Il faut aussi comprendre que la Fondation CZI n’est pas une fondation caritative. Comme le remarque  Alex Kantrowitz de Buzzfeed, l’organisme dont parle Zuckerberg est une limited liability company (LLC) c’est-à-dire l’équivalent américain de notre SARL. Il s’agit donc d’une société qui n’est pas tenue d’investir dans des œuvres de bienfaisance, mais qui peut aussi consacrer ses fonds à des investissements privés. Le chroniqueur Sam Biddle de Gawker souligne que cet organisme utilisera principalement sa dotation pour «  promouvoir des causes que le couple soutiendra pour le restant de ses jours. Mais quelles sont ces causes ? » Dans sa lettre ouverte, Mark Zuckerberg le formule ainsi : « Nos espoirs pour ta génération se concentrent autour de deux idées : développer le potentiel humain et encourager l’égalité. » Un peu vague.
 
Soulignons enfin la vérité d’un adage bien connu : « charité bien ordonnée commence par soi-même ». C’est le cas de cette initiative. En effet, la législation américaine incite les particuliers à prendre de telles initiatives en leur offrant des avantages fiscaux considérables. Ainsi, en transférant les actions de sa société à sa fondation, Mark Zuckerberg se dispense de payer la moindre taxe sur les plus-values. De plus, il pourra léguer toute sa fortune à ses descendants sans payer un cent de droits de succession.
Grâce à cette opération, Zuckerberg pourra aussi déduire chaque année de ses impôts le montant qu’il donne.  Le Daily Beast détaille tous les avantages fiscaux offerts dans ce genre d’opérations et affirme qu’en l’espèce, ils peuvent représenter un tiers de la valeur du don. Et, note le Daily Beast, si le patron de Facebook voulait en profiter, il pourrait même se servir de ce véhicule pour se livrer à des délits d’initié, dans la mesure où, comme le transfert de ses actions ne serait pas considéré comme une vente, il ne serait pas soumis au même contrôle.
 

Etats, laissez-nous faire…

 
Cette histoire illustre parfaitement comment certains individus privilégiés sur notre planète s’organisent pour s’affranchir des Etats afin de changer eux-mêmes le monde, et le façonner selon leur propre vision. Facebook préfère agir lui-même pour le bien commun plutôt que d’en confier la responsabilité à des Etats financés par l’impôt.

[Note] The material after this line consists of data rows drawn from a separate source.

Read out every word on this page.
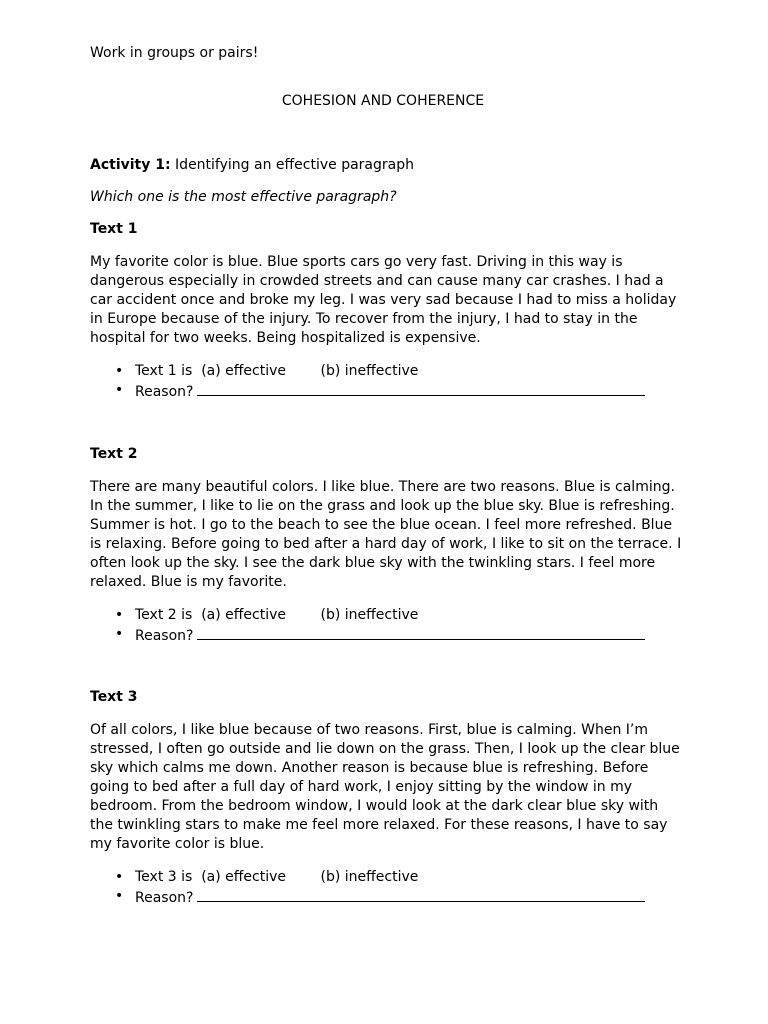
Work in groups or pairs!
COHESION AND COHERENCE
Activity 1: Identifying an effective paragraph
Which one is the most effective paragraph?
Text 1
My favorite color is blue. Blue sports cars go very fast. Driving in this way is dangerous especially in crowded streets and can cause many car crashes. I had a car accident once and broke my leg. I was very sad because I had to miss a holiday in Europe because of the injury. To recover from the injury, I had to stay in the hospital for two weeks. Being hospitalized is expensive.
• Text 1 is (a) effective (b) ineffective
• Reason?
Text 2
There are many beautiful colors. I like blue. There are two reasons. Blue is calming. In the summer, I like to lie on the grass and look up the blue sky. Blue is refreshing. Summer is hot. I go to the beach to see the blue ocean. I feel more refreshed. Blue is relaxing. Before going to bed after a hard day of work, I like to sit on the terrace. I often look up the sky. I see the dark blue sky with the twinkling stars. I feel more relaxed. Blue is my favorite.
• Text 2 is (a) effective (b) ineffective
• Reason?
Text 3
Of all colors, I like blue because of two reasons. First, blue is calming. When I’m stressed, I often go outside and lie down on the grass. Then, I look up the clear blue sky which calms me down. Another reason is because blue is refreshing. Before going to bed after a full day of hard work, I enjoy sitting by the window in my bedroom. From the bedroom window, I would look at the dark clear blue sky with the twinkling stars to make me feel more relaxed. For these reasons, I have to say my favorite color is blue.
• Text 3 is (a) effective (b) ineffective
• Reason?
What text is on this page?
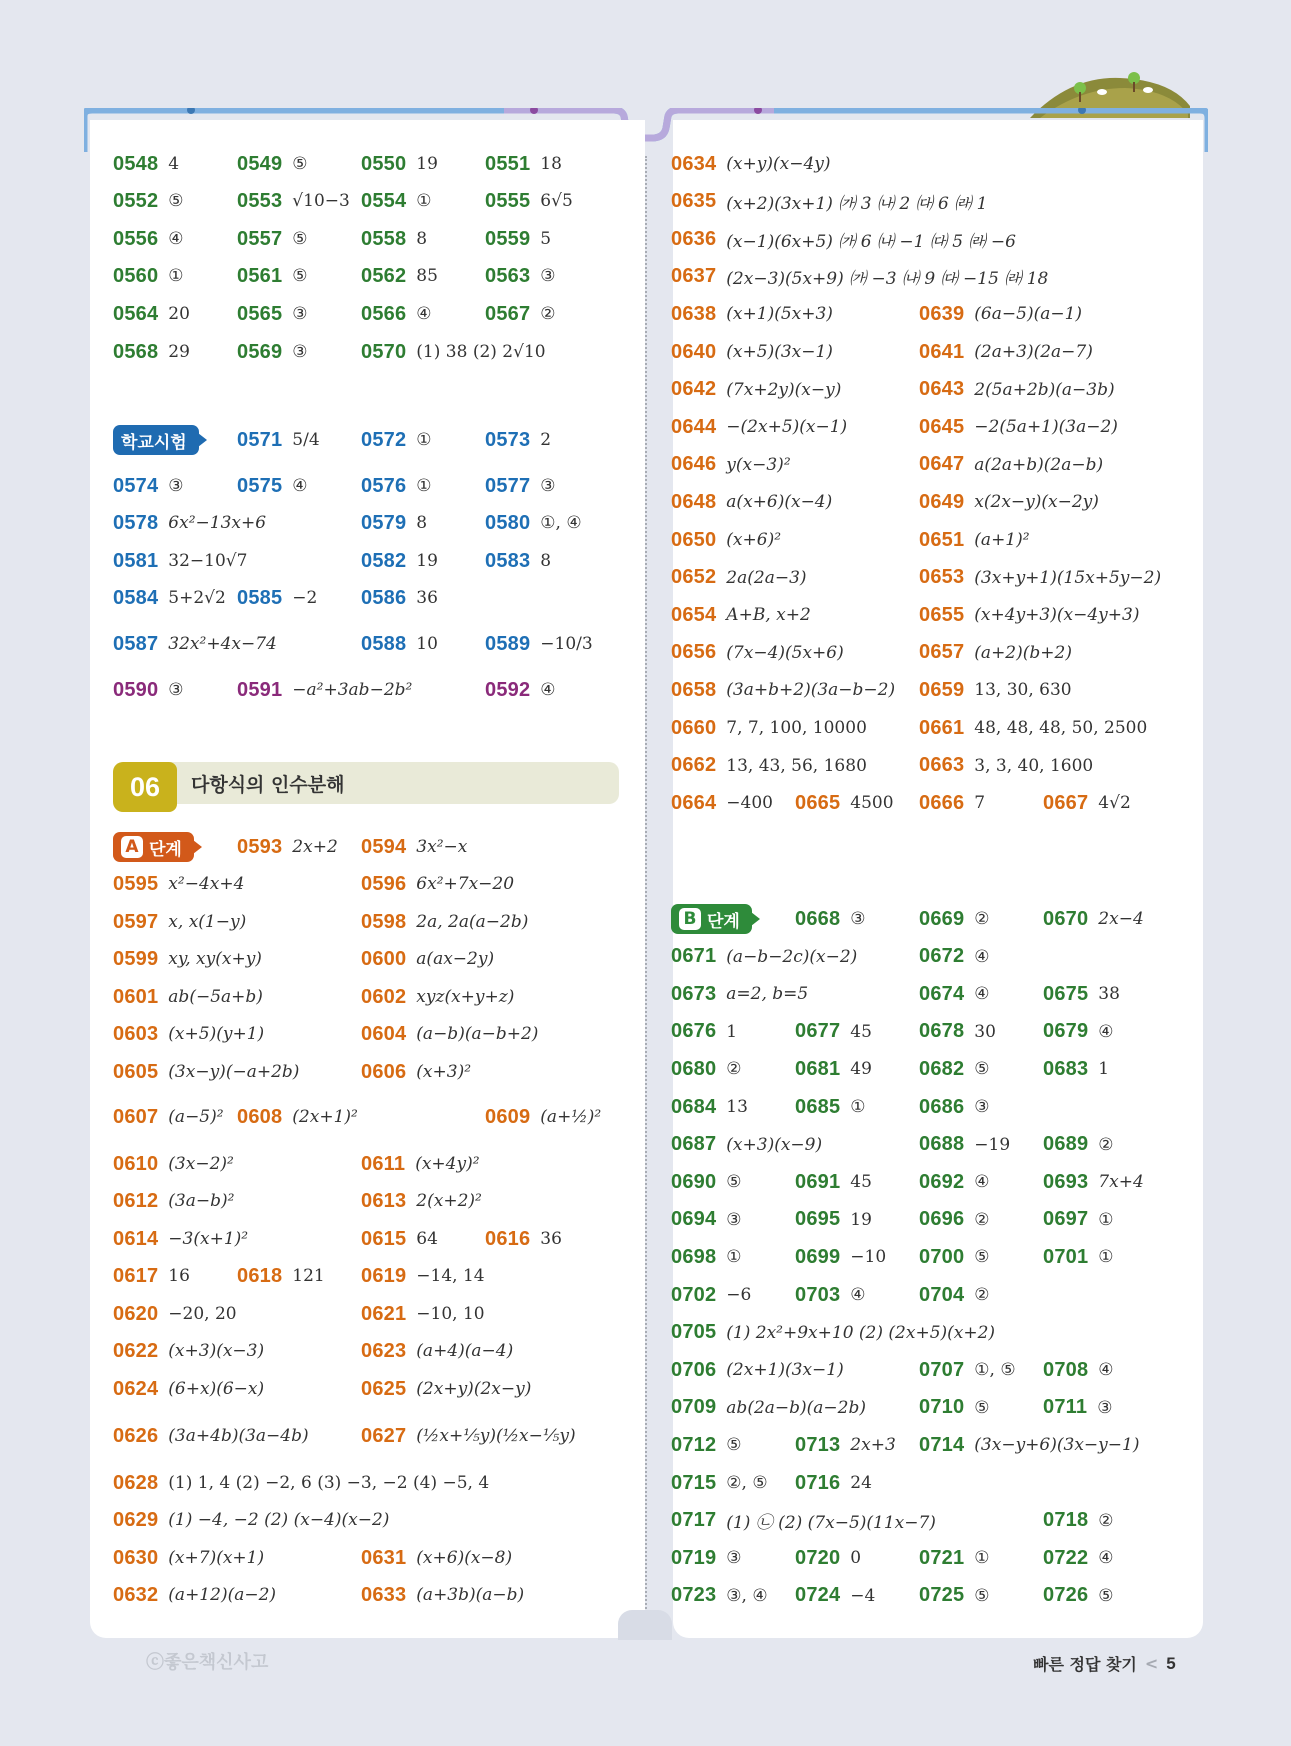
학교시험
06	다항식의 인수분해
A 단계
B 단계
0548 4	0549 ⑤	0550 19 0551 18
0552 ⑤	0553 √10−3 0554 ①	0555 6√5
0556 ④	0557 ⑤	0558 8	0559 5
0560 ①	0561 ⑤	0562 85 0563 ③
0564 20 0565 ③	0566 ④	0567 ②
0568 29 0569 ③	0570 (1) 38 (2) 2√10
0571 5/4 0572 ①	0573 2
0574 ③	0575 ④	0576 ①	0577 ③
0578 6x²−13x+6	0579 8	0580 ①, ④
0581 32−10√7	0582 19 0583 8
0584 5+2√2 0585 −2 0586 36
0587 32x²+4x−74	0588 10 0589 −10/3
0590 ③	0591 −a²+3ab−2b²	0592 ④
0593 2x+2 0594 3x²−x
0595 x²−4x+4	0596 6x²+7x−20
0597 x, x(1−y)	0598 2a, 2a(a−2b)
0599 xy, xy(x+y)	0600 a(ax−2y)
0601 ab(−5a+b)	0602 xyz(x+y+z)
0603 (x+5)(y+1)	0604 (a−b)(a−b+2)
0605 (3x−y)(−a+2b)	0606 (x+3)²
0607 (a−5)² 0608 (2x+1)²	0609 (a+½)²
0610 (3x−2)²	0611 (x+4y)²
0612 (3a−b)²	0613 2(x+2)²
0614 −3(x+1)²	0615 64 0616 36
0617 16 0618 121 0619 −14, 14
0620 −20, 20	0621 −10, 10
0622 (x+3)(x−3)	0623 (a+4)(a−4)
0624 (6+x)(6−x)	0625 (2x+y)(2x−y)
0626 (3a+4b)(3a−4b)	0627 (½x+⅕y)(½x−⅕y)
0628 (1) 1, 4 (2) −2, 6 (3) −3, −2 (4) −5, 4
0629 (1) −4, −2 (2) (x−4)(x−2)
0630 (x+7)(x+1)	0631 (x+6)(x−8)
0632 (a+12)(a−2)	0633 (a+3b)(a−b)
0634 (x+y)(x−4y)
0635 (x+2)(3x+1) ㈎ 3 ㈏ 2 ㈐ 6 ㈑ 1
0636 (x−1)(6x+5) ㈎ 6 ㈏ −1 ㈐ 5 ㈑ −6
0637 (2x−3)(5x+9) ㈎ −3 ㈏ 9 ㈐ −15 ㈑ 18
0638 (x+1)(5x+3)	0639 (6a−5)(a−1)
0640 (x+5)(3x−1)	0641 (2a+3)(2a−7)
0642 (7x+2y)(x−y)	0643 2(5a+2b)(a−3b)
0644 −(2x+5)(x−1)	0645 −2(5a+1)(3a−2)
0646 y(x−3)²	0647 a(2a+b)(2a−b)
0648 a(x+6)(x−4)	0649 x(2x−y)(x−2y)
0650 (x+6)²	0651 (a+1)²
0652 2a(2a−3)	0653 (3x+y+1)(15x+5y−2)
0654 A+B, x+2	0655 (x+4y+3)(x−4y+3)
0656 (7x−4)(5x+6)	0657 (a+2)(b+2)
0658 (3a+b+2)(3a−b−2) 0659 13, 30, 630
0660 7, 7, 100, 10000	0661 48, 48, 48, 50, 2500
0662 13, 43, 56, 1680	0663 3, 3, 40, 1600
0664 −400 0665 4500 0666 7	0667 4√2
0668 ③	0669 ②	0670 2x−4
0671 (a−b−2c)(x−2)	0672 ④
0673 a=2, b=5	0674 ④	0675 38
0676 1	0677 45 0678 30 0679 ④
0680 ②	0681 49 0682 ⑤	0683 1
0684 13 0685 ①	0686 ③
0687 (x+3)(x−9)	0688 −19 0689 ②
0690 ⑤	0691 45 0692 ④	0693 7x+4
0694 ③	0695 19 0696 ②	0697 ①
0698 ①	0699 −10 0700 ⑤	0701 ①
0702 −6 0703 ④	0704 ②
0705 (1) 2x²+9x+10 (2) (2x+5)(x+2)
0706 (2x+1)(3x−1)	0707 ①, ⑤ 0708 ④
0709 ab(2a−b)(a−2b)	0710 ⑤	0711 ③
0712 ⑤	0713 2x+3 0714 (3x−y+6)(3x−y−1)
0715 ②, ⑤ 0716 24
0717 (1) ㉡ (2) (7x−5)(11x−7)	0718 ②
0719 ③	0720 0	0721 ①	0722 ④
0723 ③, ④ 0724 −4 0725 ⑤	0726 ⑤
ⓒ좋은책신사고	빠른 정답 찾기 < 5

C’est pourquoi l’optimisation fiscale est érigée en principe et pas seulement en sport national par quelques leaders, dont ceux de la Silicon Valley sont emblématiques. Rappelons ainsi que pendant que Zuckerberg dit donner 45 milliards de dollars à sa fondation, Facebook paye moins d’impôts qu’un citoyen lambda. En 2014, Selon The Independent, Le réseau au 1.5 milliards de membres n’a payé que 5800 euros d’impôts au Royaume Uni alors qu’un salarié britannique a, en moyenne, dû débourser 7280 euros pour se mettre en conformité avec l’administration fiscale. L’OCDE avait ainsi chiffré à 240 milliards de dollars le manque à gagner causé par l’optimisation fiscale des géants du web.